Mais surtout Lison et Elise compte l’une sur l’autre, dans une confiance qui aide à être avec l’autre et à penser le lien relationnel, à rester vivant.

Après la présentation clinique et vivante de Lison et Elise le débat s’en suit et nous permet d’apprendre plus encore sur la valeur de leur travail. Les Aides Médico-Psychologiques (AMP) utilisent maintenant des comptines pour apaiser Marion et Julie qui semblent se rencontrer dans d’autres moments de leurs journées… Les AMP évoluent dans le regard qu’elles portent sur Marion et Julie. Donc même si le groupe n’est pas soutenu  par la direction de l’institution, la transdisciplinarité s’ouvre, par effet de ricochets, aux autres partenaires du soin.
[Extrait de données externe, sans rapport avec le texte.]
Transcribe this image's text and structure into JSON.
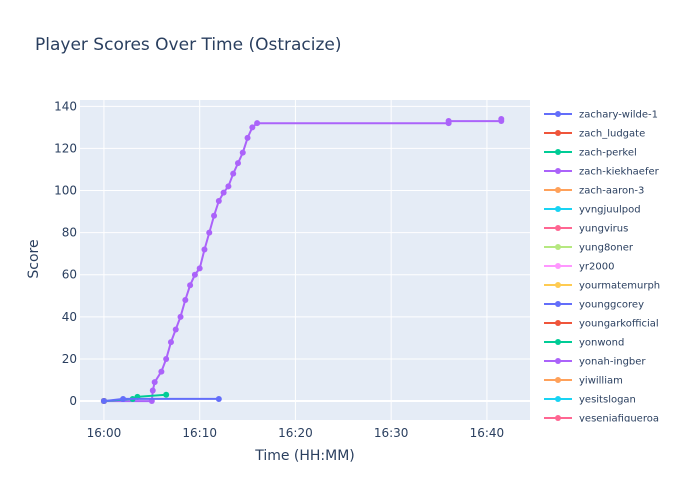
{
  "chart_data": {
    "type": "line",
    "title": "Player Scores Over Time (Ostracize)",
    "xlabel": "Time (HH:MM)",
    "ylabel": "Score",
    "xlim": [
      "15:57.5",
      "16:44.5"
    ],
    "ylim": [
      -9,
      143
    ],
    "x_ticks": [
      "16:00",
      "16:10",
      "16:20",
      "16:30",
      "16:40"
    ],
    "y_ticks": [
      0,
      20,
      40,
      60,
      80,
      100,
      120,
      140
    ],
    "grid": true,
    "legend_position": "right",
    "series": [
      {
        "name": "zachary-wilde-1",
        "color": "#636efa",
        "points": [
          [
            "16:00",
            0
          ],
          [
            "16:02",
            1
          ],
          [
            "16:12",
            1
          ]
        ]
      },
      {
        "name": "zach_ludgate",
        "color": "#EF553B",
        "points": [
          [
            "16:00",
            0
          ]
        ]
      },
      {
        "name": "zach-perkel",
        "color": "#00cc96",
        "points": [
          [
            "16:00",
            0
          ],
          [
            "16:03",
            1
          ],
          [
            "16:03.5",
            2
          ],
          [
            "16:06.5",
            3
          ]
        ]
      },
      {
        "name": "zach-kiekhaefer",
        "color": "#ab63fa",
        "points": [
          [
            "16:00",
            0
          ],
          [
            "16:05",
            0
          ],
          [
            "16:05.1",
            5
          ],
          [
            "16:05.3",
            9
          ],
          [
            "16:06",
            14
          ],
          [
            "16:06.5",
            20
          ],
          [
            "16:07",
            28
          ],
          [
            "16:07.5",
            34
          ],
          [
            "16:08",
            40
          ],
          [
            "16:08.5",
            48
          ],
          [
            "16:09",
            55
          ],
          [
            "16:09.5",
            60
          ],
          [
            "16:10",
            63
          ],
          [
            "16:10.5",
            72
          ],
          [
            "16:11",
            80
          ],
          [
            "16:11.5",
            88
          ],
          [
            "16:12",
            95
          ],
          [
            "16:12.5",
            99
          ],
          [
            "16:13",
            102
          ],
          [
            "16:13.5",
            108
          ],
          [
            "16:14",
            113
          ],
          [
            "16:14.5",
            118
          ],
          [
            "16:15",
            125
          ],
          [
            "16:15.5",
            130
          ],
          [
            "16:16",
            132
          ],
          [
            "16:36",
            132
          ],
          [
            "16:36",
            133
          ],
          [
            "16:41.5",
            133
          ],
          [
            "16:41.5",
            134
          ]
        ]
      },
      {
        "name": "zach-aaron-3",
        "color": "#FFA15A",
        "points": [
          [
            "16:00",
            0
          ]
        ]
      },
      {
        "name": "yvngjuulpod",
        "color": "#19d3f3",
        "points": [
          [
            "16:00",
            0
          ]
        ]
      },
      {
        "name": "yungvirus",
        "color": "#FF6692",
        "points": [
          [
            "16:00",
            0
          ]
        ]
      },
      {
        "name": "yung8oner",
        "color": "#B6E880",
        "points": [
          [
            "16:00",
            0
          ]
        ]
      },
      {
        "name": "yr2000",
        "color": "#FF97FF",
        "points": [
          [
            "16:00",
            0
          ]
        ]
      },
      {
        "name": "yourmatemurph",
        "color": "#FECB52",
        "points": [
          [
            "16:00",
            0
          ]
        ]
      },
      {
        "name": "younggcorey",
        "color": "#636efa",
        "points": [
          [
            "16:00",
            0
          ]
        ]
      },
      {
        "name": "youngarkofficial",
        "color": "#EF553B",
        "points": [
          [
            "16:00",
            0
          ]
        ]
      },
      {
        "name": "yonwond",
        "color": "#00cc96",
        "points": [
          [
            "16:00",
            0
          ]
        ]
      },
      {
        "name": "yonah-ingber",
        "color": "#ab63fa",
        "points": [
          [
            "16:00",
            0
          ]
        ]
      },
      {
        "name": "yiwilliam",
        "color": "#FFA15A",
        "points": [
          [
            "16:00",
            0
          ]
        ]
      },
      {
        "name": "yesitslogan",
        "color": "#19d3f3",
        "points": [
          [
            "16:00",
            0
          ]
        ]
      },
      {
        "name": "yeseniafigueroa",
        "color": "#FF6692",
        "points": [
          [
            "16:00",
            0
          ]
        ]
      }
    ]
  }
}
Ce sont souvent de petites choses qui sont ô combien précieuses. Merci à Lison et Elise de nous le rappeler.

Le débat nous permet de réfléchir au rôle de l’observateur.

Cécile nous dit comment dans un travail individuel difficile, elle a pu demander à sa collègue psychologue de la soutenir en tant qu’observatrice, dans une présence vivante et regardante, avant-même de parler de la scène observée. Elle soulève la dualité fascination/dégout et associe avec les deux visages de la figure du monstre.

Martin pense que l’observation permet aussi la narration, dans l’après-coup de la séance au thérapeute qui en était animateur. Ce à quoi je rajoute que, particulièrement dans le soin des adolescents, il est très riche que l’observateur fasse la narration de la séance au groupe avant qu’il ne se sépare. Il amène la place de l’intersubjectif comme lutte créative contre le « faire » et questionne sur comment faire vivre et transpirer ce groupe dans l’institution.

Pascale revient sur la médiation de la comptine qui a pu réunir thérapeutes et jumelles. Pour elle, la comptine parle de la présence à l’archaïsme de chacune,  tout en venant entremêler les capacités professionnelles de la psychomotricienne et de la psychologue, à savoir l’expression corporelle et l’expression verbale. Cela lui fait penser au dispositif de la pataugeoire.

Denis ressent comment passer par la comptine a introduit de la temporalité et parle de la transmodalité dans ce soin (le même chez l’autre dans le registre du sensoriel).

Emmanuelle revient sur l’implication « parentale » du thérapeute et la transdisciplinarité qui peut amener à être surpris et s’étonner.

Mathieu amène la question du regard et se demande si ce qui gêne la transdisciplinarité serait de pouvoir accepter d’être regardé. Il note le regard très présent entre Lison et Elise, mais l’absence de regard de l’institution.

Face à la déroute institutionnelle, le secret peut parfois protéger. Natacha rappelle aussi le risque de l’attaque envieuse par les autres de l’institution, et Denis notre désir d’être reconnu mais aussi d’être oublié dans nos institutions.

Nous terminons ce débat sur la fin des soins. Martin nous dit comment il s’appuie sur l’indication pour penser la fin des soins. Mais dans certaines institutions, les indications ne sont pas toujours explicites…

Merci encore à Lison et Elise pour avoir partagé autant avec nous en nous permettant de rediscuter des essentiels de notre travail thérapeutique.